Julia Himmelsbach, 59, hopes she’s gardening for decades to come.
“I told my husband, if I’m in a wheelchair, I’ll wheel out here and keep working,” she says. “I love to garden, and I’ll never stop.”
So Himmelsbach asked her husband, Doug Himmelsbach, 57, to build raised beds for the vegetable garden on their rural property near Atkins.
Bending over to weed was hard on her back, she says. Now, she doesn’t have to.
With split-face block walls topped with a wooden ledge, the edge of each knee-high bed acts as a bench she can sit on while weeding and tending her vegetables.
Her husband built the raised beds, following her design.
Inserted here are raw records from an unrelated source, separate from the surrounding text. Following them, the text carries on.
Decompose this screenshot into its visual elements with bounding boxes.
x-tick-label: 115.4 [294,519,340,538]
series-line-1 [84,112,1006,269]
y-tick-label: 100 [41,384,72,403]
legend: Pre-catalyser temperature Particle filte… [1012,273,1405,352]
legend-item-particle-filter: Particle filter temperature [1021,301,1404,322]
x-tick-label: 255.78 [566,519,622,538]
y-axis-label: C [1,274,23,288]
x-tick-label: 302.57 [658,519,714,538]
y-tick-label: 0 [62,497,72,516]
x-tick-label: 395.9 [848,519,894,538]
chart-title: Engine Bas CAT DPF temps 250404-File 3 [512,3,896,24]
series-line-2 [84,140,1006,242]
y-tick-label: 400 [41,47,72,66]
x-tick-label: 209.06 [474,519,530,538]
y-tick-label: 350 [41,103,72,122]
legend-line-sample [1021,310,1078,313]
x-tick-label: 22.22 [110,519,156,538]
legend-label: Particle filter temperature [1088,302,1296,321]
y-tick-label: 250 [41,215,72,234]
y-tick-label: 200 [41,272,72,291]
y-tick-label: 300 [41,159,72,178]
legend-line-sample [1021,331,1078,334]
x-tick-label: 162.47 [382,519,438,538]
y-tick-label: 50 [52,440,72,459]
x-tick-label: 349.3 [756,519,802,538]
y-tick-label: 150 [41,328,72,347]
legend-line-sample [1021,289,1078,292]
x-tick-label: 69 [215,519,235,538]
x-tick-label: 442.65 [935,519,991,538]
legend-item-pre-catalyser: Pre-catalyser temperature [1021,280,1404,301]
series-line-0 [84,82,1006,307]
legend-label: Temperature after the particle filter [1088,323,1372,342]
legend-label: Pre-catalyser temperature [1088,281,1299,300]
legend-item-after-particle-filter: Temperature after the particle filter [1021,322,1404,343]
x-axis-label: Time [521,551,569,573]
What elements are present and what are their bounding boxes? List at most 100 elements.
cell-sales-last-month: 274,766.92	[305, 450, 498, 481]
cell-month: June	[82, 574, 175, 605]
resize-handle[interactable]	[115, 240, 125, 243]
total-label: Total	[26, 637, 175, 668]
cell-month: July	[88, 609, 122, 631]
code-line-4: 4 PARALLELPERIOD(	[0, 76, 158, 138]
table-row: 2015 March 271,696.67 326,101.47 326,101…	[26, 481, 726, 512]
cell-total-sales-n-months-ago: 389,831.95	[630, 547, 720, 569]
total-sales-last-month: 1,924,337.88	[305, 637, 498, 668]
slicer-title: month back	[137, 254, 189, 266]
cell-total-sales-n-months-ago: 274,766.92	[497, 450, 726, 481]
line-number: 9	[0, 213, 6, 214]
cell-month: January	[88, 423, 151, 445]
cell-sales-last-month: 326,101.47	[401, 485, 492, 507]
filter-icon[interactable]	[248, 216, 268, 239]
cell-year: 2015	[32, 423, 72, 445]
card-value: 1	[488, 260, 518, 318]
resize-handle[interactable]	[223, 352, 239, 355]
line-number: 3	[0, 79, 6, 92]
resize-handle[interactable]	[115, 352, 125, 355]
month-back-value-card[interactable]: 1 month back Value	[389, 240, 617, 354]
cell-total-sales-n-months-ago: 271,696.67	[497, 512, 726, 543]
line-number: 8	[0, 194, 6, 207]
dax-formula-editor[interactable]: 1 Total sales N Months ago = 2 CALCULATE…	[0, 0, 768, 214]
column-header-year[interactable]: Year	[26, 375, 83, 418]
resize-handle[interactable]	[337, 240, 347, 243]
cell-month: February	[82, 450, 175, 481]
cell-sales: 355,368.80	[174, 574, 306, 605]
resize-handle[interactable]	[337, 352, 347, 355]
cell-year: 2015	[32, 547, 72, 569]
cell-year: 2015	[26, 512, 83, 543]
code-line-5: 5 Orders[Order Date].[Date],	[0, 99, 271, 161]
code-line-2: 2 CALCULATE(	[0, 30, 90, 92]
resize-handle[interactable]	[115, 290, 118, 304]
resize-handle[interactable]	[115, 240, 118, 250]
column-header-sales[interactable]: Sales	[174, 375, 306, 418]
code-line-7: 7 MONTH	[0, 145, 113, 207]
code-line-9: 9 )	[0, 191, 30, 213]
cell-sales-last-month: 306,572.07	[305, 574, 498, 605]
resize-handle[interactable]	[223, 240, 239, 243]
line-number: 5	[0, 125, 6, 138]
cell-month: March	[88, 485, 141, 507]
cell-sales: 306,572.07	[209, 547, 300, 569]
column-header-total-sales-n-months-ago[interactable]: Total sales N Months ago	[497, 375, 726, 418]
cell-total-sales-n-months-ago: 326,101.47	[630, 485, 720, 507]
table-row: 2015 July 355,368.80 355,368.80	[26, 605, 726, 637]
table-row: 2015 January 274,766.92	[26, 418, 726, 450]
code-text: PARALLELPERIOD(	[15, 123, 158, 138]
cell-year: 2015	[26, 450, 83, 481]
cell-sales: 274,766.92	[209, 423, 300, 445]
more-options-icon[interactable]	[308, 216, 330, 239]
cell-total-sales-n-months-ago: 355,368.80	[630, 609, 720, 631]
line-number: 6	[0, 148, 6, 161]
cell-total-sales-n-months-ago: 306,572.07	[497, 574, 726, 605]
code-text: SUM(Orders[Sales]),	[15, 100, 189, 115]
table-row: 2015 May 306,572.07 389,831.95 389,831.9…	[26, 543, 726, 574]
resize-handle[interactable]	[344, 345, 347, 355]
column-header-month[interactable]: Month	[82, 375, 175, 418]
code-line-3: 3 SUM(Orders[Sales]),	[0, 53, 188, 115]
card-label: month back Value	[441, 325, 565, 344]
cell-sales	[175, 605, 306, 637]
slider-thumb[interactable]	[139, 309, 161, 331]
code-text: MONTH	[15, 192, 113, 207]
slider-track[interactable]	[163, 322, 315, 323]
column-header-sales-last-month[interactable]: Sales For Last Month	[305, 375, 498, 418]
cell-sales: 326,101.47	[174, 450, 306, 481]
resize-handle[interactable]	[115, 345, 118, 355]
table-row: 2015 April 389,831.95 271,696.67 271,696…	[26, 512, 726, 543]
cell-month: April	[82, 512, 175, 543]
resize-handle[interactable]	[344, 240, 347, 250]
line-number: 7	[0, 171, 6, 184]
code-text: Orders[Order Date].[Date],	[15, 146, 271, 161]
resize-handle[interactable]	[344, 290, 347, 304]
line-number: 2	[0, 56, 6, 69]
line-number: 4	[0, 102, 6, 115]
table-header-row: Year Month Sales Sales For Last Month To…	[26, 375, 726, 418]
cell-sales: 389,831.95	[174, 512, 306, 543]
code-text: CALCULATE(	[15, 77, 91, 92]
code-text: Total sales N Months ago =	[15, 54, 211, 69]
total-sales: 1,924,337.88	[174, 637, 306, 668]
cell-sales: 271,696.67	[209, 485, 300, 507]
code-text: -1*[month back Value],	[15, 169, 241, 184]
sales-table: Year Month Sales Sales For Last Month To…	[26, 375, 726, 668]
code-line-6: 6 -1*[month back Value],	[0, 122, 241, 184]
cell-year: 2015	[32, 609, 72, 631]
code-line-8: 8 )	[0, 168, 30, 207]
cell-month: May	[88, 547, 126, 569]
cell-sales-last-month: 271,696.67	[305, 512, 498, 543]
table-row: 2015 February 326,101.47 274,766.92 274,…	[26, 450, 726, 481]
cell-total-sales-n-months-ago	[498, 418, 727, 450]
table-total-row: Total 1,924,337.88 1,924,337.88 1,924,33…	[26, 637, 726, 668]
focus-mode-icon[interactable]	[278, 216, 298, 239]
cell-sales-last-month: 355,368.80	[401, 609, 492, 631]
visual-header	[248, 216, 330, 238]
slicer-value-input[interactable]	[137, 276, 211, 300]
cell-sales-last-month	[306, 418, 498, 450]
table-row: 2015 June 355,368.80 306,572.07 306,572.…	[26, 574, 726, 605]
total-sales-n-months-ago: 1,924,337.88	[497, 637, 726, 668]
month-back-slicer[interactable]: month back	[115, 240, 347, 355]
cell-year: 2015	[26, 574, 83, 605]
They lined each bed with wire to keep moles out, followed by a layer of fabric to keep the dirt in. Compost and 17 tons of soil followed. Rows of beets, peppers, kohlrabi, spinach, onions, beans and tomatoes are just a few of the plants taking root in the recently completed garden space.
Himmelsbach says the beds, which are surrounded by mulched walking areas, also keep her and her husband from accidentally stepping on their plants. An unanticipated benefit is that without any feet pounding down the dirt, the soil stayed softer and easier to turn, she says. Another benefit — she’s seen fewer weeds than in past years.
She considered using wood for the walls instead of cinder block, but was worried about upkeep. Wood would rot if left untreated, and she was worried about treatment chemicals leaching into the soil and root systems of her vegetables.
Eighteen years working at Frontier Natural Products in Norway gave her a keen appreciation for keeping things chemical-free. It’s part of the reason she likes to grow so many vegetables.
“This way I know what’s in my food,” she says.
The raised beds are the latest of projects that have kept the Himmelsbachs busy since they built their home 11 years ago. When they bought the land, there were only a few trees and barely any grass, Julia Himmelsbach says.
Since then, with a little more than an acre of yard overlooking a neighbor’s cornfield, the couple has had plenty of room to indulge in a continuous stream of landscaping ventures. Those include a custom-built gazebo in back, complete with screens and electricity; a fire pit reached by sidewalks she poured herself; and a small pond covered by water lilies in the front yard. Next year she hopes to set up a rainwater irrigation system. Almost all of this, with the exception of the gazebo, she and her husband did themselves.
Her favorite project has been a memorial garden she built to honor her son Shane Eckholm, who died nearly three years ago at age 34.
“This is kind of my therapy, my yard,” she says. “I spend a lot of time out here.”
She has had a lot to keep her busy. Along with the vegetables, she has numerous flower beds, including boxes of petunias and daisies and marigolds lining her back porch. Bunches and bunches of hostas surround numerous trees.
The Himmelsbachs have planted more than a dozen trees over the years, though they’ve had to remove some lost to oak wilt or bad weather.
Three bountiful apple and two cherry trees keep her busy baking.
She brings rolls, bread and other goodies made from scratch each day to the students at Benton Community School District where she now works. Doug Himmelsbach works at the Duane Arnold Energy Center in Palo.
Over the years, Julia Himmelsbach also has worked as a photographer and a caterer and once owned an ice cream shop where she made her own ice cream.
She says she’s never seen any reason to not take up new ventures.
“I always said, when I get old, I’m not going to sit in my rocking chair and say, ‘I wish I had tried that,’ ” she says.
“I decided life is too short to not do things I like.”